The High Authority for Health in France recommended starting with the residents and some at-risk employees of retirement homes, followed by the elderly and health personnel, then the over 50s, then the people whose profession favors the infection. and vulnerable and insecure people, and finally the rest of the population.
An approach close to that suggested by the World Health Organization and chosen by many rich countries, Saad Omer, director of Yale University’s Institute for Global Health, told AFP.
In the United States, in a report of more than 200 pages, the National Academies of Science, Engineering and Medicine put the first assistants “on the front” of the pandemic, and paramedics, police and firefighters highly exposed to the virus.
People who have two or more medical conditions (cancer, obesity, type 2 diabetes, etc.), regardless of their age, will follow the 2 million people in nursing homes.
Gears of the country
American experts then rely not on age but on profession and favor the “critical” workers who make America go around: first the teachers, and the workers who serve to feed the Americans, from slaughterhouses to supermarkets, who drive buses and trains, sell drugs, keep order, or deliver mail and packages.
Often it is also precarious workers, of Hispanic and black minorities, who have been disproportionately affected by the pandemic, an injustice that experts explicitly want to repair.

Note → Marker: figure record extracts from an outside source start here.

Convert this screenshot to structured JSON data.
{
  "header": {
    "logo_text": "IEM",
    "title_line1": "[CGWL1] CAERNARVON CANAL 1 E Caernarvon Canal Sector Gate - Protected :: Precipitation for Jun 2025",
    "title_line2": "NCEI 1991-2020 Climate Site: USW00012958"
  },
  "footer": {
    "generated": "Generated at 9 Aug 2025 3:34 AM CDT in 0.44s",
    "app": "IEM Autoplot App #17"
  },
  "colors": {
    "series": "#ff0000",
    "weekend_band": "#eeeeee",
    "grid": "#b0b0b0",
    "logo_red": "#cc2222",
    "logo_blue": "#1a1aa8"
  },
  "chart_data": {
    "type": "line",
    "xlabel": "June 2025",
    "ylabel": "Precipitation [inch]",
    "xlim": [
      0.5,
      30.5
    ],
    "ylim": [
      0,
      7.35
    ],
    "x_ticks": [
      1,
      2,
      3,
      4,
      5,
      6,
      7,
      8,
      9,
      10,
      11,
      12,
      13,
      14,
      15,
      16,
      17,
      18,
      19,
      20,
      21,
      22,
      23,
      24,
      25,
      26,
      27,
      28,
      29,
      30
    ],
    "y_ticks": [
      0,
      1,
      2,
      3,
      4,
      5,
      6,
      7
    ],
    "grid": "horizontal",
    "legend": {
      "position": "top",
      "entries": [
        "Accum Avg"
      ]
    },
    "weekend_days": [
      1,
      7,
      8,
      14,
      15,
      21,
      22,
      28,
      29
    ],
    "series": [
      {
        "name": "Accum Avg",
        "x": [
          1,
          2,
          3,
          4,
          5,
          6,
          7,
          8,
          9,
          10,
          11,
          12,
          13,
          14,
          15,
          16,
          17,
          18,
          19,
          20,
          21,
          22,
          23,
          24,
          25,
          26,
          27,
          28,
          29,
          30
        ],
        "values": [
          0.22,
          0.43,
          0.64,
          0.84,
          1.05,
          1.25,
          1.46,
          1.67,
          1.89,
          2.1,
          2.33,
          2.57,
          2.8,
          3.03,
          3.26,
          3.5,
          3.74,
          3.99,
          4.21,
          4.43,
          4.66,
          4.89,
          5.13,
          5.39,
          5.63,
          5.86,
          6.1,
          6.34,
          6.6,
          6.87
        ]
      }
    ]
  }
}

After these tens of millions of workers, people with a single disease could be vaccinated, the homeless, inmates and the over 65 without comorbidities … Then young adults and especially students, who are less at risk but have shown how much they spread the coronavirus.
This is just a proposal. The Centers for Disease Prevention and Control (CDC) are awaiting the opinion of their expert (advisory) committee, which will vote on Tuesday.

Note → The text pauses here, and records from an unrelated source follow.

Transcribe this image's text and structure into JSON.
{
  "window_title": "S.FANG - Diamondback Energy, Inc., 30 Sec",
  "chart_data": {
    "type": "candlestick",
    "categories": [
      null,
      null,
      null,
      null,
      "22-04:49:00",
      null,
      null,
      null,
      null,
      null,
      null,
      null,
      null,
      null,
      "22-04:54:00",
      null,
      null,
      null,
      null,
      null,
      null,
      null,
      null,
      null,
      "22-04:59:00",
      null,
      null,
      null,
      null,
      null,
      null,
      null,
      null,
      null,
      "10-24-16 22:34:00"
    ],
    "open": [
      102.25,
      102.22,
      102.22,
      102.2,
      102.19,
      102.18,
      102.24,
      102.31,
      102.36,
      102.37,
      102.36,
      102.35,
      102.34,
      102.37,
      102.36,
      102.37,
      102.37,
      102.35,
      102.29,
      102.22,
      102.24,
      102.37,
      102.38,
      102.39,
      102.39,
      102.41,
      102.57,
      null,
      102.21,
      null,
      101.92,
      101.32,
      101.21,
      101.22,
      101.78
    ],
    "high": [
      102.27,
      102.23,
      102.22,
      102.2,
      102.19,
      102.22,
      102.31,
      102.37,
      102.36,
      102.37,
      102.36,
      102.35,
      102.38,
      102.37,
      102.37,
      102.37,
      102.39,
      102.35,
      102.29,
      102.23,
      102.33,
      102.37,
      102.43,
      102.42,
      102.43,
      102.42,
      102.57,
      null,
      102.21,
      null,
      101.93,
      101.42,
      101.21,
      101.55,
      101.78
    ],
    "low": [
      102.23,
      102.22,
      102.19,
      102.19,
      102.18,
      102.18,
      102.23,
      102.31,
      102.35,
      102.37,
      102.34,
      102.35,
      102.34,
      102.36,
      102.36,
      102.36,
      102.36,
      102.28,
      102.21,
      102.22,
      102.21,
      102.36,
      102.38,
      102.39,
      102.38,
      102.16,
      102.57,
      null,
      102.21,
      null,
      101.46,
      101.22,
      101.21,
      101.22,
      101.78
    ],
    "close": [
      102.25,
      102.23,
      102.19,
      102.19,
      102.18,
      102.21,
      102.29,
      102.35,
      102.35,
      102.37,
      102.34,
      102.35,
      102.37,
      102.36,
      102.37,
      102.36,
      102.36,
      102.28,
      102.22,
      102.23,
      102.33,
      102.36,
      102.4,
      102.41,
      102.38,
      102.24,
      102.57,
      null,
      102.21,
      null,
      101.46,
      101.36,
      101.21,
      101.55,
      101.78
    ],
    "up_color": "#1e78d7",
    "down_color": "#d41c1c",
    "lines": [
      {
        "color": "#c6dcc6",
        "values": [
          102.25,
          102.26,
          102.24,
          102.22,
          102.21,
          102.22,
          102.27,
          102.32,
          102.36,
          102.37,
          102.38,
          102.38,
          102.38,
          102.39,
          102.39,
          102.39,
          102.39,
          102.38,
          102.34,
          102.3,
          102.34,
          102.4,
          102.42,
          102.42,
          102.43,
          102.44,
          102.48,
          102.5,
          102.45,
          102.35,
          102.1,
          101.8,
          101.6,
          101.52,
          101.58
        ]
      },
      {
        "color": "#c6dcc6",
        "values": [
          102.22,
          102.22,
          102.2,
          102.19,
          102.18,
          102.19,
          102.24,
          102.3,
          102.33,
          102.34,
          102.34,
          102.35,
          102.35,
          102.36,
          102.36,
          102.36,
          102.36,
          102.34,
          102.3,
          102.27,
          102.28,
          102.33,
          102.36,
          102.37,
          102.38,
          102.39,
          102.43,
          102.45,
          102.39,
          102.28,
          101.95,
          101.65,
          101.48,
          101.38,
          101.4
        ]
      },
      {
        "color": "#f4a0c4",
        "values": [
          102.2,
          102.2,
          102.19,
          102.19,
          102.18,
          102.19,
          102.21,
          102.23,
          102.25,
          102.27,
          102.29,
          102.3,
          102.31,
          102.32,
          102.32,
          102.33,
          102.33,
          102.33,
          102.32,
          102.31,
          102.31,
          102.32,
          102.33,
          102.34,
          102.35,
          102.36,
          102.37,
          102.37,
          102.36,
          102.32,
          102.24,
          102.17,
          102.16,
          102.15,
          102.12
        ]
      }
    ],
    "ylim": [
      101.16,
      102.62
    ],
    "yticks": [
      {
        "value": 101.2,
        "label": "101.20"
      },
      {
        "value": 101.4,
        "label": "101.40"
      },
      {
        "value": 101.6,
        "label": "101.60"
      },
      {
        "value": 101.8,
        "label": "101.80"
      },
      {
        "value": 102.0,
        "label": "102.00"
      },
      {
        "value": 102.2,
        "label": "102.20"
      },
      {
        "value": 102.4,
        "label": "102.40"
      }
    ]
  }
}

This committee suggested that it could prioritize essential caregivers and workers, because immunizing them will provide a “multiplier effect”: not only are they essential cogs in the healthcare response and the economy, but they are in touch. with many people.

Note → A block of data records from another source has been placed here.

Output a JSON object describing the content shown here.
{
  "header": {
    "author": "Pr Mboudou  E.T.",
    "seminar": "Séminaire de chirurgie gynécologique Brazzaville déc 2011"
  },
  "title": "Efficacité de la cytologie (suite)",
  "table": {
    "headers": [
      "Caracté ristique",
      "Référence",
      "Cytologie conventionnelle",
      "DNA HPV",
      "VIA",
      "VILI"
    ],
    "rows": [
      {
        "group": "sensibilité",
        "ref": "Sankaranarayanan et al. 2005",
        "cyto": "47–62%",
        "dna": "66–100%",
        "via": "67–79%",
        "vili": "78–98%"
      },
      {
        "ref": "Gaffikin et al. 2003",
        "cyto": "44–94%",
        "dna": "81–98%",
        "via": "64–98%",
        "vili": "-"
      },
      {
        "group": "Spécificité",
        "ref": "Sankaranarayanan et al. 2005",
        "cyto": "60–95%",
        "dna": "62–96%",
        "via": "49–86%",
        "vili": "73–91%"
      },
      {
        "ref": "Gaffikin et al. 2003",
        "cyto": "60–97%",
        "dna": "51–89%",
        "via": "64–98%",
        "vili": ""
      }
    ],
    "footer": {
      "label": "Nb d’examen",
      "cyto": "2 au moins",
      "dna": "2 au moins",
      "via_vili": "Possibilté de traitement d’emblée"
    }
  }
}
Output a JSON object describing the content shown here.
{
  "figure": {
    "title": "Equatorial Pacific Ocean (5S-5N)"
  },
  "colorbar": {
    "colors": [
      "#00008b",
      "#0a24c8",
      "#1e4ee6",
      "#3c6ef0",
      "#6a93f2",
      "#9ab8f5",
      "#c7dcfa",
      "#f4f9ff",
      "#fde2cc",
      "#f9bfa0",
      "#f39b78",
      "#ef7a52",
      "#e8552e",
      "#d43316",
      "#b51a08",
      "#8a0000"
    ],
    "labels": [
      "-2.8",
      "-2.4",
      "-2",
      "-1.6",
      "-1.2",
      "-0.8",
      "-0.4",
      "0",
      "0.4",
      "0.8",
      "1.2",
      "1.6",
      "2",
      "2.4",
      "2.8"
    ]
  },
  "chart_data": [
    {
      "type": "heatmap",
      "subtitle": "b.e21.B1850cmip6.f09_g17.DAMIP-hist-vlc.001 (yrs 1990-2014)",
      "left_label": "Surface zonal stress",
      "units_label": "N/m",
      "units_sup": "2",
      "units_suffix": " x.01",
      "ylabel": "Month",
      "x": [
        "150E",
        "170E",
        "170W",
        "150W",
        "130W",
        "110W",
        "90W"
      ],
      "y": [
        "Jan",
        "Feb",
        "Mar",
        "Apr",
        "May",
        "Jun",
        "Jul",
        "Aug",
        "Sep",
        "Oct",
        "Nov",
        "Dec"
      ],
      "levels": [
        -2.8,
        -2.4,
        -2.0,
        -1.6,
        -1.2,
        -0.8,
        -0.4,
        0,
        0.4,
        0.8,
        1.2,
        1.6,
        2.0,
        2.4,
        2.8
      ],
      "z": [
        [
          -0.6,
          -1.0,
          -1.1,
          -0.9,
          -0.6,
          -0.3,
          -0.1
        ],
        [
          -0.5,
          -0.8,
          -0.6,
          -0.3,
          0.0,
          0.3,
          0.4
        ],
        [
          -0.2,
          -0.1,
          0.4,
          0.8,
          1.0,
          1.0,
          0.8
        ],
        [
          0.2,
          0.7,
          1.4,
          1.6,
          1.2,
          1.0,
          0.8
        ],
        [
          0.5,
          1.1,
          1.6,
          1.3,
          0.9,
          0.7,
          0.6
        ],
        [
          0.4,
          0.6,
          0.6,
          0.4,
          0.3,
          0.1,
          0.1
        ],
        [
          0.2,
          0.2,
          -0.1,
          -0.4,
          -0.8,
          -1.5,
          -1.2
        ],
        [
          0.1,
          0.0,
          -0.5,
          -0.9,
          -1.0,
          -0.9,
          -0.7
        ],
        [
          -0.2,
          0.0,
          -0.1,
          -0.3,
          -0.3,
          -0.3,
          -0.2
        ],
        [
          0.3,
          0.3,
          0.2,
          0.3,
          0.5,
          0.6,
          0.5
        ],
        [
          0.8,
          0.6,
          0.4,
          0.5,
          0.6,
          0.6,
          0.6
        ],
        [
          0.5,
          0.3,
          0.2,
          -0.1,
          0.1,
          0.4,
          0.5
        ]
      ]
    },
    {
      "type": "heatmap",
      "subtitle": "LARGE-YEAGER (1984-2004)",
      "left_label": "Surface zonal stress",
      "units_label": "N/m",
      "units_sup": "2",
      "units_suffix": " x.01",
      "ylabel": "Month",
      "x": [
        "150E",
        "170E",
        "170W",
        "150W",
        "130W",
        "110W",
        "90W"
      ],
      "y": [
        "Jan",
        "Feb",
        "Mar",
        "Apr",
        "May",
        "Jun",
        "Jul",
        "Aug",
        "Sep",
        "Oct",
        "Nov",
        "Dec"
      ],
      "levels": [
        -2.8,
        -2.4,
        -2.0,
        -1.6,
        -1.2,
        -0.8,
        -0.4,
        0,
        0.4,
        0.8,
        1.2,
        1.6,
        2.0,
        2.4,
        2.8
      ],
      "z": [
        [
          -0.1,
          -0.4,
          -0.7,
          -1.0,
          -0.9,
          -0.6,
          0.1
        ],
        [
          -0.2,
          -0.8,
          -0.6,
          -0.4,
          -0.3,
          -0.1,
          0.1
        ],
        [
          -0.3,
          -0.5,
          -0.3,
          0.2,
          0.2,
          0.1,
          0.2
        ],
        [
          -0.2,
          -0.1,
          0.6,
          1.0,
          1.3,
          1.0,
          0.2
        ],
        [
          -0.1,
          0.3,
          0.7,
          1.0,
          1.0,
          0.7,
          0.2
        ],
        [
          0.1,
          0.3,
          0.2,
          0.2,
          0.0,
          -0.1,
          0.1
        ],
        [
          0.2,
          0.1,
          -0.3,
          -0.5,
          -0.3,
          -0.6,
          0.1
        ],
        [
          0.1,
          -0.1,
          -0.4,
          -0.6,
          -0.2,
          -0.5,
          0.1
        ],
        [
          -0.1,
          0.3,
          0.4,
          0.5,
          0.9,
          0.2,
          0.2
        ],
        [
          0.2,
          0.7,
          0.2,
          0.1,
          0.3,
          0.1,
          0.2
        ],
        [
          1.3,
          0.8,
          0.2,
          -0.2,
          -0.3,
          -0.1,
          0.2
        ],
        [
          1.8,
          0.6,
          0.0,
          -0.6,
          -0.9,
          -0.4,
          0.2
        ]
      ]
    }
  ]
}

In practice, these ethical, epidemiological and economic considerations can be ignored in the initial rush to doses.
Concrete problems remain: if it is easy to turn to nursing homes and hospitals, how should pharmacists and doctors confirm that a customer is indeed an essential worker or that he has two conditions? ?
Additionally, the Trump administration has said it will not be bound by its health agency’s advice and that nursing homes will receive Pfizer / BioNTech vaccines as early as mid-December in the event of a regulatory go-ahead, whatever. ‘experts say. The logistics are also already in place.